Big Blue invested heavily in the front seven this offseason, bringing in Carter, Darius Alexander, Chauncey Golston, Roy Robertson-Harris, and Jeremiah Ledbetter—all of whom could cut into Nunez-Roches’ role:
"When fully healthy, the Giants will want Burns, Carter, Thibodeaux, Alexander and Golston all on the field much more than Nunez-Roches," Kawada wrote. "This is a potentially elite pass-rushing team, lowering the value of the durability and depth Nunez-Roches provided in 2024. With younger players like Elijah Chatman, D.J. Davidson and Jordan Riley providing depth, there is a good chance Schoen sees no value in retaining Nunez-Roches."
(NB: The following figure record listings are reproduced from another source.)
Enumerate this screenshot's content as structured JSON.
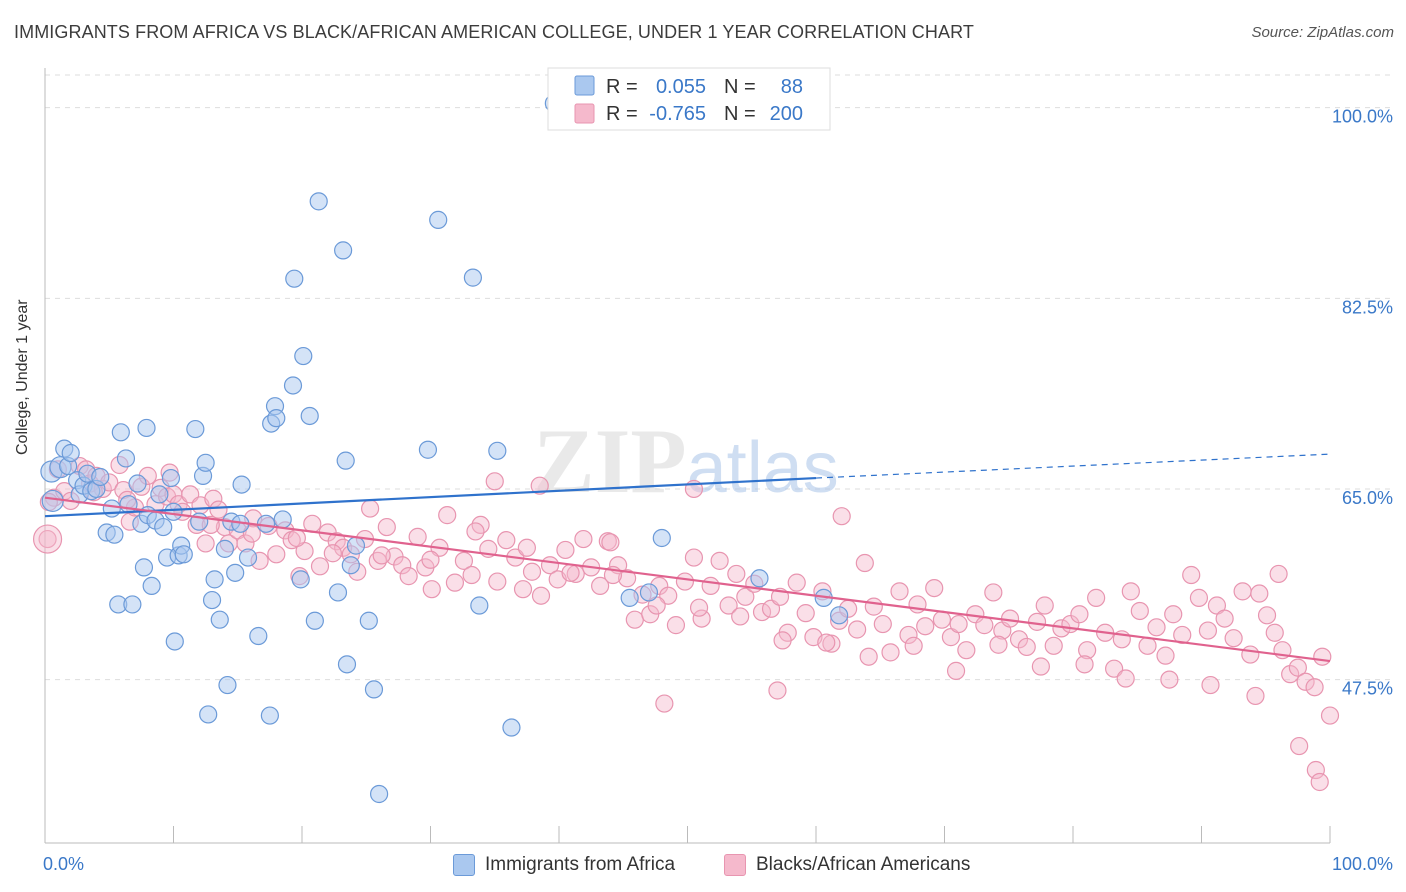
{
  "title": "IMMIGRANTS FROM AFRICA VS BLACK/AFRICAN AMERICAN COLLEGE, UNDER 1 YEAR CORRELATION CHART",
  "source": "Source: ZipAtlas.com",
  "watermark_bold": "ZIP",
  "watermark_light": "atlas",
  "legend_top": {
    "row1": {
      "r_label": "R =",
      "r_value": "0.055",
      "n_label": "N =",
      "n_value": "88"
    },
    "row2": {
      "r_label": "R =",
      "r_value": "-0.765",
      "n_label": "N =",
      "n_value": "200"
    }
  },
  "colors": {
    "blue_fill": "#aac8ef",
    "blue_stroke": "#6b9ad8",
    "blue_line": "#2f72cc",
    "pink_fill": "#f5b9cc",
    "pink_stroke": "#e895b0",
    "pink_line": "#e0628e",
    "tick_text": "#3a78c8",
    "grid": "#dddddd"
  },
  "chart_data": {
    "type": "scatter",
    "xlabel": "",
    "ylabel": "College, Under 1 year",
    "x_tick_labels": [
      "0.0%",
      "100.0%"
    ],
    "y_tick_labels": [
      "100.0%",
      "82.5%",
      "65.0%",
      "47.5%"
    ],
    "y_ticks": [
      100,
      82.5,
      65,
      47.5
    ],
    "xlim": [
      0,
      100
    ],
    "ylim": [
      32.5,
      103.0
    ],
    "grid": true,
    "legend_placement": "bottom",
    "series": [
      {
        "name": "Immigrants from Africa",
        "trend": {
          "x0": 0,
          "y0": 62.5,
          "x1": 60,
          "y1": 66.0,
          "dash_x1": 100,
          "dash_y1": 68.2
        },
        "points": [
          [
            0.5,
            66.6
          ],
          [
            0.6,
            63.9
          ],
          [
            1.2,
            67.0
          ],
          [
            1.5,
            68.7
          ],
          [
            1.8,
            67.1
          ],
          [
            2.0,
            68.3
          ],
          [
            2.5,
            65.8
          ],
          [
            2.7,
            64.5
          ],
          [
            3.0,
            65.3
          ],
          [
            3.3,
            66.4
          ],
          [
            3.6,
            64.8
          ],
          [
            4.0,
            65.0
          ],
          [
            4.3,
            66.1
          ],
          [
            4.8,
            61.0
          ],
          [
            5.2,
            63.2
          ],
          [
            5.4,
            60.8
          ],
          [
            5.7,
            54.4
          ],
          [
            5.9,
            70.2
          ],
          [
            6.3,
            67.8
          ],
          [
            6.5,
            63.6
          ],
          [
            6.8,
            54.4
          ],
          [
            7.2,
            65.5
          ],
          [
            7.5,
            61.8
          ],
          [
            7.7,
            57.8
          ],
          [
            7.9,
            70.6
          ],
          [
            8.0,
            62.6
          ],
          [
            8.3,
            56.1
          ],
          [
            8.6,
            62.1
          ],
          [
            8.9,
            64.5
          ],
          [
            9.2,
            61.5
          ],
          [
            9.5,
            58.7
          ],
          [
            9.8,
            66.0
          ],
          [
            10.0,
            62.9
          ],
          [
            10.1,
            51.0
          ],
          [
            10.4,
            58.9
          ],
          [
            10.6,
            59.8
          ],
          [
            10.8,
            59.0
          ],
          [
            11.7,
            70.5
          ],
          [
            12.0,
            62.0
          ],
          [
            12.3,
            66.2
          ],
          [
            12.5,
            67.4
          ],
          [
            12.7,
            44.3
          ],
          [
            13.0,
            54.8
          ],
          [
            13.2,
            56.7
          ],
          [
            13.6,
            53.0
          ],
          [
            14.0,
            59.5
          ],
          [
            14.2,
            47.0
          ],
          [
            14.5,
            62.0
          ],
          [
            14.8,
            57.3
          ],
          [
            15.2,
            61.8
          ],
          [
            15.3,
            65.4
          ],
          [
            15.8,
            58.7
          ],
          [
            16.6,
            51.5
          ],
          [
            17.2,
            61.8
          ],
          [
            17.5,
            44.2
          ],
          [
            17.6,
            71.0
          ],
          [
            17.9,
            72.6
          ],
          [
            18.0,
            71.5
          ],
          [
            18.5,
            62.2
          ],
          [
            19.3,
            74.5
          ],
          [
            19.4,
            84.3
          ],
          [
            19.9,
            56.7
          ],
          [
            20.1,
            77.2
          ],
          [
            20.6,
            71.7
          ],
          [
            21.0,
            52.9
          ],
          [
            21.3,
            91.4
          ],
          [
            22.8,
            55.5
          ],
          [
            23.2,
            86.9
          ],
          [
            23.4,
            67.6
          ],
          [
            23.5,
            48.9
          ],
          [
            23.8,
            58.0
          ],
          [
            24.2,
            59.8
          ],
          [
            25.2,
            52.9
          ],
          [
            25.6,
            46.6
          ],
          [
            26.0,
            37.0
          ],
          [
            29.8,
            68.6
          ],
          [
            30.6,
            89.7
          ],
          [
            33.3,
            84.4
          ],
          [
            33.8,
            54.3
          ],
          [
            35.2,
            68.5
          ],
          [
            36.3,
            43.1
          ],
          [
            39.6,
            100.4
          ],
          [
            45.5,
            55.0
          ],
          [
            47.0,
            55.5
          ],
          [
            48.0,
            60.5
          ],
          [
            55.6,
            56.8
          ],
          [
            60.6,
            55.0
          ],
          [
            61.8,
            53.4
          ]
        ]
      },
      {
        "name": "Blacks/African Americans",
        "trend": {
          "x0": 0,
          "y0": 64.2,
          "x1": 100,
          "y1": 49.2
        },
        "points": [
          [
            0.2,
            60.4
          ],
          [
            0.7,
            64.2
          ],
          [
            1.0,
            66.8
          ],
          [
            1.5,
            64.8
          ],
          [
            2.0,
            63.9
          ],
          [
            2.7,
            67.1
          ],
          [
            3.2,
            66.8
          ],
          [
            3.5,
            65.5
          ],
          [
            4.0,
            66.2
          ],
          [
            4.5,
            65.0
          ],
          [
            5.0,
            65.6
          ],
          [
            5.8,
            67.2
          ],
          [
            6.1,
            64.9
          ],
          [
            6.6,
            62.0
          ],
          [
            7.0,
            63.3
          ],
          [
            7.5,
            65.2
          ],
          [
            8.0,
            66.2
          ],
          [
            8.6,
            63.6
          ],
          [
            9.0,
            65.1
          ],
          [
            9.5,
            64.3
          ],
          [
            10.0,
            64.5
          ],
          [
            10.4,
            63.6
          ],
          [
            10.7,
            62.9
          ],
          [
            11.3,
            64.5
          ],
          [
            11.8,
            61.7
          ],
          [
            12.1,
            63.5
          ],
          [
            12.5,
            60.0
          ],
          [
            13.1,
            64.1
          ],
          [
            13.5,
            63.1
          ],
          [
            14.0,
            61.5
          ],
          [
            14.3,
            60.0
          ],
          [
            15.0,
            61.2
          ],
          [
            15.6,
            60.0
          ],
          [
            16.2,
            62.3
          ],
          [
            16.7,
            58.4
          ],
          [
            17.4,
            61.6
          ],
          [
            18.0,
            59.0
          ],
          [
            18.7,
            61.2
          ],
          [
            19.2,
            60.3
          ],
          [
            19.8,
            57.0
          ],
          [
            20.2,
            59.3
          ],
          [
            20.8,
            61.8
          ],
          [
            21.4,
            57.9
          ],
          [
            22.0,
            61.0
          ],
          [
            22.7,
            60.2
          ],
          [
            23.2,
            59.6
          ],
          [
            23.8,
            59.0
          ],
          [
            24.3,
            57.4
          ],
          [
            24.9,
            60.4
          ],
          [
            25.3,
            63.2
          ],
          [
            25.9,
            58.4
          ],
          [
            26.6,
            61.5
          ],
          [
            27.2,
            58.8
          ],
          [
            27.8,
            58.0
          ],
          [
            28.3,
            57.0
          ],
          [
            29.0,
            60.6
          ],
          [
            29.6,
            57.8
          ],
          [
            30.1,
            55.8
          ],
          [
            30.7,
            59.6
          ],
          [
            31.3,
            62.6
          ],
          [
            31.9,
            56.4
          ],
          [
            32.6,
            58.4
          ],
          [
            33.2,
            57.1
          ],
          [
            33.9,
            61.7
          ],
          [
            34.5,
            59.5
          ],
          [
            35.2,
            56.5
          ],
          [
            35.9,
            60.3
          ],
          [
            36.6,
            58.7
          ],
          [
            37.2,
            55.8
          ],
          [
            37.9,
            57.4
          ],
          [
            38.6,
            55.2
          ],
          [
            39.3,
            58.0
          ],
          [
            39.9,
            56.7
          ],
          [
            40.5,
            59.4
          ],
          [
            41.3,
            57.2
          ],
          [
            41.9,
            60.4
          ],
          [
            42.5,
            57.8
          ],
          [
            43.2,
            56.1
          ],
          [
            43.8,
            60.2
          ],
          [
            44.6,
            58.0
          ],
          [
            45.3,
            56.8
          ],
          [
            45.9,
            53.0
          ],
          [
            46.5,
            55.3
          ],
          [
            47.1,
            53.5
          ],
          [
            47.8,
            56.1
          ],
          [
            48.5,
            55.2
          ],
          [
            49.1,
            52.5
          ],
          [
            49.8,
            56.5
          ],
          [
            50.5,
            58.7
          ],
          [
            51.1,
            53.1
          ],
          [
            51.8,
            56.1
          ],
          [
            52.5,
            58.4
          ],
          [
            53.2,
            54.3
          ],
          [
            53.8,
            57.2
          ],
          [
            54.5,
            55.1
          ],
          [
            55.2,
            56.3
          ],
          [
            55.8,
            53.7
          ],
          [
            56.5,
            54.0
          ],
          [
            57.2,
            55.1
          ],
          [
            57.8,
            51.8
          ],
          [
            58.5,
            56.4
          ],
          [
            59.2,
            53.6
          ],
          [
            59.8,
            51.4
          ],
          [
            60.5,
            55.6
          ],
          [
            61.2,
            50.8
          ],
          [
            61.8,
            52.9
          ],
          [
            62.5,
            54.0
          ],
          [
            63.2,
            52.1
          ],
          [
            63.8,
            58.2
          ],
          [
            64.5,
            54.2
          ],
          [
            65.2,
            52.6
          ],
          [
            65.8,
            50.0
          ],
          [
            66.5,
            55.6
          ],
          [
            67.2,
            51.6
          ],
          [
            67.9,
            54.4
          ],
          [
            68.5,
            52.4
          ],
          [
            69.2,
            55.9
          ],
          [
            69.8,
            53.0
          ],
          [
            70.5,
            51.4
          ],
          [
            71.1,
            52.6
          ],
          [
            71.7,
            50.2
          ],
          [
            72.4,
            53.5
          ],
          [
            73.1,
            52.5
          ],
          [
            73.8,
            55.5
          ],
          [
            74.5,
            52.0
          ],
          [
            75.1,
            53.1
          ],
          [
            75.8,
            51.2
          ],
          [
            76.4,
            50.5
          ],
          [
            77.2,
            52.8
          ],
          [
            77.8,
            54.3
          ],
          [
            78.5,
            50.6
          ],
          [
            79.1,
            52.2
          ],
          [
            79.8,
            52.6
          ],
          [
            80.5,
            53.5
          ],
          [
            81.1,
            50.2
          ],
          [
            81.8,
            55.0
          ],
          [
            82.5,
            51.8
          ],
          [
            83.2,
            48.5
          ],
          [
            83.8,
            51.2
          ],
          [
            84.5,
            55.6
          ],
          [
            85.2,
            53.8
          ],
          [
            85.8,
            50.6
          ],
          [
            86.5,
            52.3
          ],
          [
            87.2,
            49.7
          ],
          [
            87.8,
            53.5
          ],
          [
            88.5,
            51.6
          ],
          [
            89.2,
            57.1
          ],
          [
            89.8,
            55.0
          ],
          [
            90.5,
            52.0
          ],
          [
            91.2,
            54.3
          ],
          [
            91.8,
            53.1
          ],
          [
            92.5,
            51.3
          ],
          [
            93.2,
            55.6
          ],
          [
            93.8,
            49.8
          ],
          [
            94.5,
            55.4
          ],
          [
            95.1,
            53.4
          ],
          [
            95.7,
            51.8
          ],
          [
            96.3,
            50.2
          ],
          [
            96.9,
            48.0
          ],
          [
            97.5,
            48.6
          ],
          [
            98.1,
            47.3
          ],
          [
            98.8,
            46.8
          ],
          [
            99.4,
            49.6
          ],
          [
            100.0,
            44.2
          ],
          [
            0.3,
            63.8
          ],
          [
            3.8,
            64.7
          ],
          [
            6.4,
            64.0
          ],
          [
            9.7,
            66.5
          ],
          [
            12.9,
            61.7
          ],
          [
            16.1,
            60.9
          ],
          [
            19.6,
            60.5
          ],
          [
            22.4,
            59.1
          ],
          [
            26.2,
            58.9
          ],
          [
            30.0,
            58.5
          ],
          [
            33.5,
            61.1
          ],
          [
            37.5,
            59.6
          ],
          [
            40.9,
            57.3
          ],
          [
            44.2,
            57.1
          ],
          [
            47.6,
            54.3
          ],
          [
            50.9,
            54.1
          ],
          [
            54.1,
            53.3
          ],
          [
            57.4,
            51.1
          ],
          [
            60.8,
            50.9
          ],
          [
            64.1,
            49.6
          ],
          [
            67.6,
            50.6
          ],
          [
            70.9,
            48.3
          ],
          [
            74.2,
            50.7
          ],
          [
            77.5,
            48.7
          ],
          [
            80.9,
            48.9
          ],
          [
            84.1,
            47.6
          ],
          [
            87.5,
            47.5
          ],
          [
            90.7,
            47.0
          ],
          [
            94.2,
            46.0
          ],
          [
            97.6,
            41.4
          ],
          [
            98.9,
            39.2
          ],
          [
            99.2,
            38.1
          ],
          [
            50.5,
            65.0
          ],
          [
            44.0,
            60.1
          ],
          [
            38.5,
            65.3
          ],
          [
            35.0,
            65.7
          ],
          [
            48.2,
            45.3
          ],
          [
            57.0,
            46.5
          ],
          [
            62.0,
            62.5
          ],
          [
            96.0,
            57.2
          ]
        ]
      }
    ]
  }
}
Nunez-Roches had a career year in 2024, racking up 52 tackles and two sacks while playing 57 percent of defensive snaps. But that workload came out of necessity, not because the Giants wanted to. The team was thin and banged up on the interior, and Nunez-Roches was one of the few veterans who could give consistent reps.
The problem is that durability only goes so far in 2025, especially with the cap savings that come from cutting a non-guaranteed contract. Nunez-Roches carries a cap hit of over $5 million this season, and with younger, cheaper options already turning heads, the financials might do him no favors — they currently own the second-lowest cap space in the league.
If Carter keeps ascending and others around him continue to impress, the Giants could decide to move on from the 31-year-old veteran well before Week 1. The depth is deeper, the competition is fiercer, and for now, the spotlight is clearly elsewhere.
Nunez-Roches won't go down without a fight... but his situation is one to monitor moving forward.